I'm trying to add a "step_woe" step to a recipe, where previously i added a "step_discretize_xgb" but i keep getting an error message because of the variables types i need to transform with the step_woe.
Here's a short example of my code, with only one variable.
library(embed)
library(tidymodels)
library(tidyverse)
library(xgboost)
TG <- sample(c(0,1), 1000, replace = TRUE)
V1 <- rnorm(1000)
train <- tibble(VARIABLE_1 = V1,
TARGET = TG)
rec <- recipes::recipe(TARGET ~ .,
data = train) %>%
step_discretize_xgb(all_numeric_predictors(),
outcome = vars(TARGET)) %>%
step_woe(all_of("VARIABLE_1"),
outcome = vars(TARGET)) %>%
prep(training = train)
PS - I've checked that this variable is a factor and it is binned. I tried without the "all_of" and quotes, ie, just VARIABLE_1.
The message is:
Error in
check_type()
: ! All columns selected for the step should be factor or character Backtrace:
- ... %>% prep(training = train)
- recipes:::prep.recipe(., training = train)

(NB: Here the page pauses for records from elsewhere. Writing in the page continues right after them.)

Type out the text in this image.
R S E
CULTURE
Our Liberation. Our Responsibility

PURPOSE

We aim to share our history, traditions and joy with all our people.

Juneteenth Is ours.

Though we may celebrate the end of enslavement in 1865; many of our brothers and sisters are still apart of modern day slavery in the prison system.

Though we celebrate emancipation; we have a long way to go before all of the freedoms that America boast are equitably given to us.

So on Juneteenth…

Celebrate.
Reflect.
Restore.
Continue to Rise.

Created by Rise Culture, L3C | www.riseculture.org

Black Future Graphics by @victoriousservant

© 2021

- embed:::prep.step_woe(x$steps[[i]], training = training, info = x$term_info)
- recipes::check_type(training[, outcome_name], quant = FALSE)

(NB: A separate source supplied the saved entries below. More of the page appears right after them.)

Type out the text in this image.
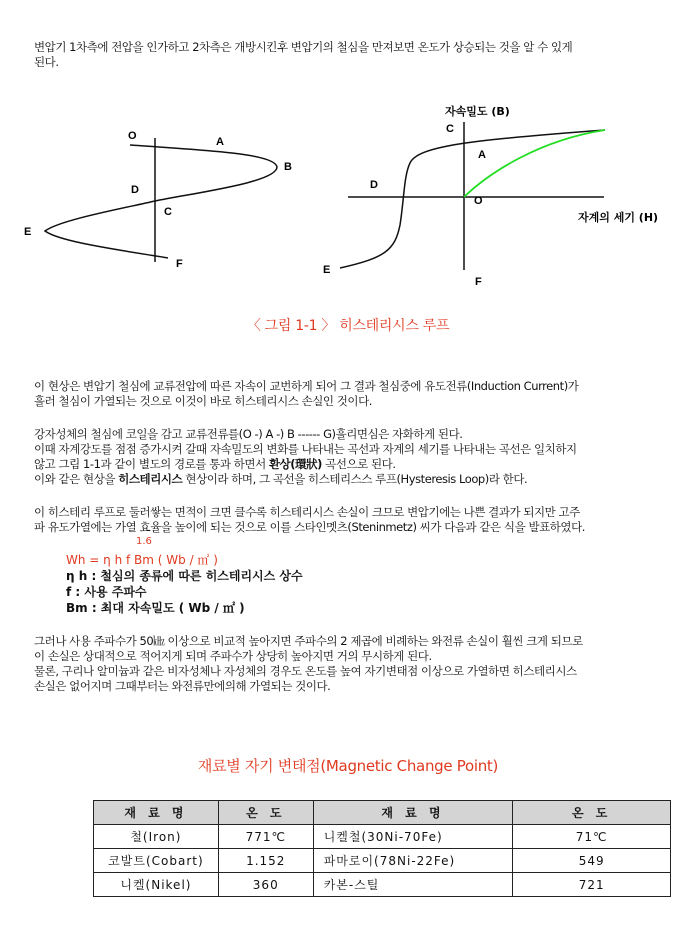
변압기 1차측에 전압을 인가하고 2차측은 개방시킨후 변압기의 철심을 만져보면 온도가 상승되는 것을 알 수 있게
된다.
O	A
B
D
C
E
F
자속밀도 (B)
자계의 세기 (H)
C
A
D
O
E
F
〈 그림 1-1 〉 히스테리시스 루프
이 현상은 변압기 철심에 교류전압에 따른 자속이 교번하게 되어 그 결과 철심중에 유도전류(Induction Current)가
흘러 철심이 가열되는 것으로 이것이 바로 히스테리시스 손실인 것이다.
강자성체의 철심에 코일을 감고 교류전류를(O -) A -) B ------ G)흘리면심은 자화하게 된다.
이때 자계강도를 점점 증가시켜 갈때 자속밀도의 변화를 나타내는 곡선과 자계의 세기를 나타내는 곡선은 일치하지
않고 그림 1-1과 같이 별도의 경로를 통과 하면서 환상(環狀) 곡선으로 된다.
이와 같은 현상을 히스테리시스 현상이라 하며, 그 곡선을 히스테리스스 루프(Hysteresis Loop)라 한다.
이 히스테리 루프로 둘러쌓는 면적이 크면 클수록 히스테리시스 손실이 크므로 변압기에는 나쁜 결과가 되지만 고주
파 유도가열에는 가열 효율을 높이에 되는 것으로 이를 스타인멧츠(Steninmetz) 씨가 다음과 같은 식을 발표하였다.
$^{1.6}$
Wh = η h f Bm ( Wb / ㎡ )
η h : 철심의 종류에 따른 히스테리시스 상수
f : 사용 주파수
Bm : 최대 자속밀도 ( Wb / ㎡ )
그러나 사용 주파수가 50㎑ 이상으로 비교적 높아지면 주파수의 2 제곱에 비례하는 와전류 손실이 훨씬 크게 되므로
이 손실은 상대적으로 적어지게 되며 주파수가 상당히 높아지면 거의 무시하게 된다.
물론, 구리나 알미늄과 같은 비자성체나 자성체의 경우도 온도를 높여 자기변태점 이상으로 가열하면 히스테리시스
손실은 없어지며 그때부터는 와전류만에의해 가열되는 것이다.
재료별 자기 변태점(Magnetic Change Point)
재 료 명	온 도	재 료 명	온 도
철(Iron)	771℃	니켈철(30Ni-70Fe)	71℃
코발트(Cobart)	1.152	파마로이(78Ni-22Fe)	549
니켈(Nikel)	360	카본-스틸	721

Error in check_type(training[, outcome_name], quant = FALSE) :
This is an unfortunate error message from {embed}. You are getting this error because outcome
of step_woe()
needs to be a categorical variable. Since TG
appears to be a categorical variable, you can code it as such and it will work.

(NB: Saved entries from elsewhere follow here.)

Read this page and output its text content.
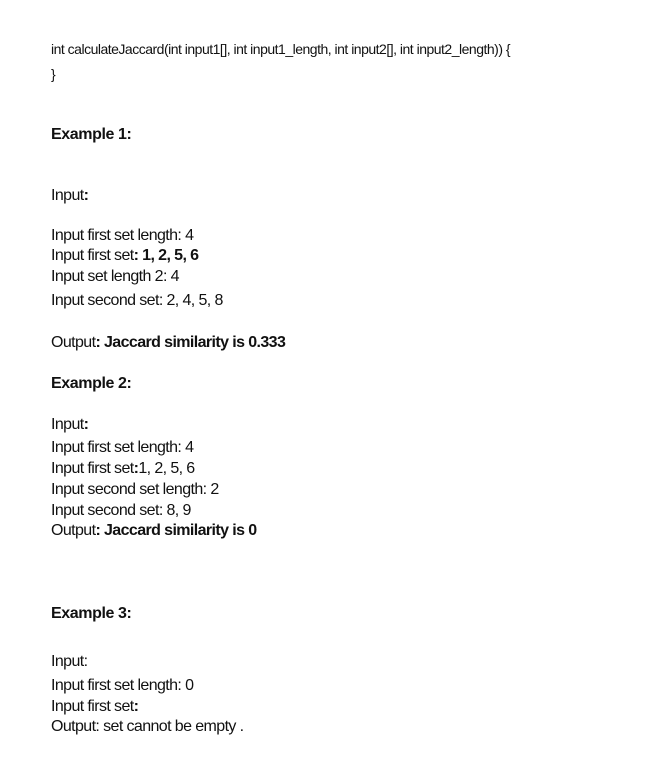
int calculateJaccard(int input1[], int input1_length, int input2[], int input2_length)) {
}
Example 1:
Input:
Input first set length: 4
Input first set: 1, 2, 5, 6
Input set length 2: 4
Input second set: 2, 4, 5, 8
Output: Jaccard similarity is 0.333
Example 2:
Input:
Input first set length: 4
Input first set:1, 2, 5, 6
Input second set length: 2
Input second set: 8, 9
Output: Jaccard similarity is 0
Example 3:
Input:
Input first set length: 0
Input first set:
Output: set cannot be empty .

I have opened an issue to make this error clearer: https://github.com/tidymodels/embed/issues/147
library(embed)
library(tidymodels)
library(tidyverse)
library(xgboost)
TG <- sample(c("0", "1"), 1000, replace = TRUE)
V1 <- rnorm(1000)
train <- tibble(VARIABLE_1 = V1,
TARGET = TG)
rec <- recipes::recipe(TARGET ~ .,
data = train) %>%
step_discretize_xgb(all_numeric_predictors(),
outcome = vars(TARGET)) %>%
step_woe(all_of("VARIABLE_1"),
outcome = vars(TARGET)) %>%
prep(training = train)
rec
#> Recipe
#>
#> Inputs:
#>
#> role #variables
#> outcome 1
#> predictor 1
#>
#> Training data contained 1000 data points and no missing data.
#>
#> Operations:
#>
#> Discretizing variables using xgboost VARIABLE_1 [trained]
#> WoE version against outcome TARGET for VARIABLE_1 [trained]
Created on 2022-11-21 with reprex v2.0.2